Le mouvement politique de Correa, Alianza País, a aussitôt proclamé la victoire de son candidat, ancien ministre des finances âgé de 43 ans, qui a reçu une formation d'économiste aux États-Unis.

Le candidat conservateur Alvaro Noboa a toutefois contesté sa défaite, affirmant l'avoir emporté. Il a dit à Reuters qu'il allait demander un recomptage bulletin par bulletin, s'il le fallait.

Correa, selon la chaîne Tele-amazonas, obtient 57 %, et le riche hommes d'affaires Noboa, 43 %. Le candidat de gauche, ami du président vénézuélien Hugo Chavez, recueille 57,9 % selon un autre sondage, réalisé pour la chaîne Gamavision, contre 42 % pour Noboa. Enfin, un sondage diffusé par la chaîne Ecuavisa crédite Correa de 57 % et son rival de 43 %.

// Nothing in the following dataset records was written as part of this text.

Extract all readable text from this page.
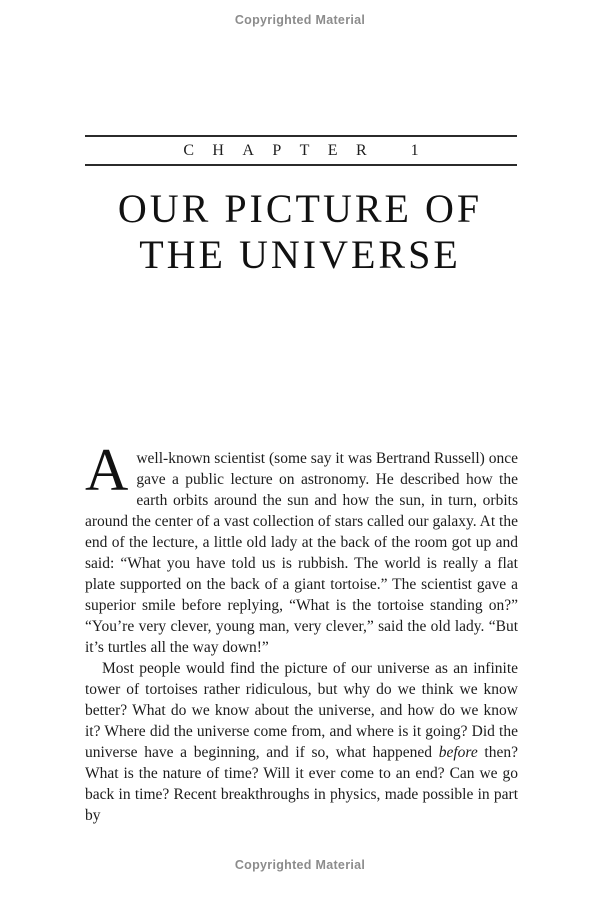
Copyrighted Material
CHAPTER 1
OUR PICTURE OF
THE UNIVERSE

Awell-known scientist (some say it was Bertrand Russell) once gave a public lecture on astronomy. He described how the earth orbits around the sun and how the sun, in turn, orbits around the center of a vast collection of stars called our galaxy. At the end of the lecture, a little old lady at the back of the room got up and said: “What you have told us is rubbish. The world is really a flat plate supported on the back of a giant tortoise.” The scientist gave a superior smile before replying, “What is the tortoise standing on?” “You’re very clever, young man, very clever,” said the old lady. “But it’s turtles all the way down!”

Most people would find the picture of our universe as an infinite tower of tortoises rather ridiculous, but why do we think we know better? What do we know about the universe, and how do we know it? Where did the universe come from, and where is it going? Did the universe have a beginning, and if so, what happened before then? What is the nature of time? Will it ever come to an end? Can we go back in time? Recent breakthroughs in physics, made possible in part by

Copyrighted Material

Noboa, 56 ans (Parti rénovateur indépendant-Action nationale, PRIAN), est l'homme le plus riche du pays, roi de la banane, dont l'Équateur est le premier exportateur mondial. Il est favorable à la signature d'un accord de libre-échange avec les États-Unis et au développement de la manne pétrolière.

Face à lui, le charismatique Correa (Alianza País), 43 ans, est un nouveau venu pourfendeur de la partidocracia. Il prône des réformes radicales pour nettoyer une classe politique corrompue et insensible aux besoins du pays, dont les trois quarts des habitants sont pauvres.

«Coup de balai»

Devancé de 4 % au premier tour le 15 octobre, Correa a depuis lors édulcoré ses appels en faveur d'une rénovation de la classe politique. Conjuguée à son alliance avec Chavez, cette volonté de procéder à un «coup de balai» semblait avoir effrayé, lors du premier tour, une partie des électeurs de la classe moyenne.

Si les résultats du second tour confirment les sondages à la sortie des urnes, Correa deviendra le deuxième président d'un pays latino-américain — après Evo Morales en Bolivie — à l'emporter en s'inspirant du bolivarisme et de la politique de gauche de Hugo Chavez.

Le vainqueur de cette élection deviendra le neuvième président de l'Équateur, l'un des pays les plus pauvres du continent, en seulement 10 ans.

Sur les huit précédents, trois ont été contraints de quitter leurs fonctions à la suite de manifestations de rues.